O Santander afirma que segue rigorosamente as regras do Banco Central que regulam as tarifas bancárias e que reajustes de preços são realizados com base na inflação do período. O banco também diz que o período entre junho de 2020 e julho de 2021 que o estudo se refere é um recorte que abrange dois períodos distintos.

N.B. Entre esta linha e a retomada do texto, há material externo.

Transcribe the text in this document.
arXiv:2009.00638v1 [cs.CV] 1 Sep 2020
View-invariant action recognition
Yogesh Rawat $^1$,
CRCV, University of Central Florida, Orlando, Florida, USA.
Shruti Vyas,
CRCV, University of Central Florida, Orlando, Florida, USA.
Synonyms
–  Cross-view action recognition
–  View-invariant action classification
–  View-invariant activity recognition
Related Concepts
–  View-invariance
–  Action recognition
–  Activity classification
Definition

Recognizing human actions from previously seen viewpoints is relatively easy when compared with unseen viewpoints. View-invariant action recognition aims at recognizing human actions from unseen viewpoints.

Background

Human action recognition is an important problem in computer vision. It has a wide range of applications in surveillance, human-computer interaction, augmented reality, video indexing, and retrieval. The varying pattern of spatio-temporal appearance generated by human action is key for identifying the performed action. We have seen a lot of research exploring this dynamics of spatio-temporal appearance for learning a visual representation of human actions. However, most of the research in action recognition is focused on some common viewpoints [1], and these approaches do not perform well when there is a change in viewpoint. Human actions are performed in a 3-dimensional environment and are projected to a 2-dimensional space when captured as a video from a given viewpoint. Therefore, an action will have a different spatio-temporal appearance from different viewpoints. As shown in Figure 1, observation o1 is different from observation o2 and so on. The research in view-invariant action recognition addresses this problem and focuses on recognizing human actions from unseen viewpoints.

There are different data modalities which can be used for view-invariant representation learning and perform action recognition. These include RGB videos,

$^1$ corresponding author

A Caixa afirma que o ajuste em tarifas avulsas de contas de pessoas físicas ocorre para reequilíbrio dos custos e foi inferior à inflação, em média. O banco diz que as alterações observam as determinações legais e regulamentares aplicáveis. Além disso, a instituição financeira afirma que os pacotes de serviços de pessoas físicas não sofreram reajustes nos anos de 2020 e 2021.

A Caixa também diz que a tabela de tarifas é mantida permanentemente no site do banco e afixada nas dependências físicas da instituição financeira. "Reforçamos que a Caixa se mantém entre com os melhores preços de tarifas e pacote de serviços do mercado para seus clientes", afirma.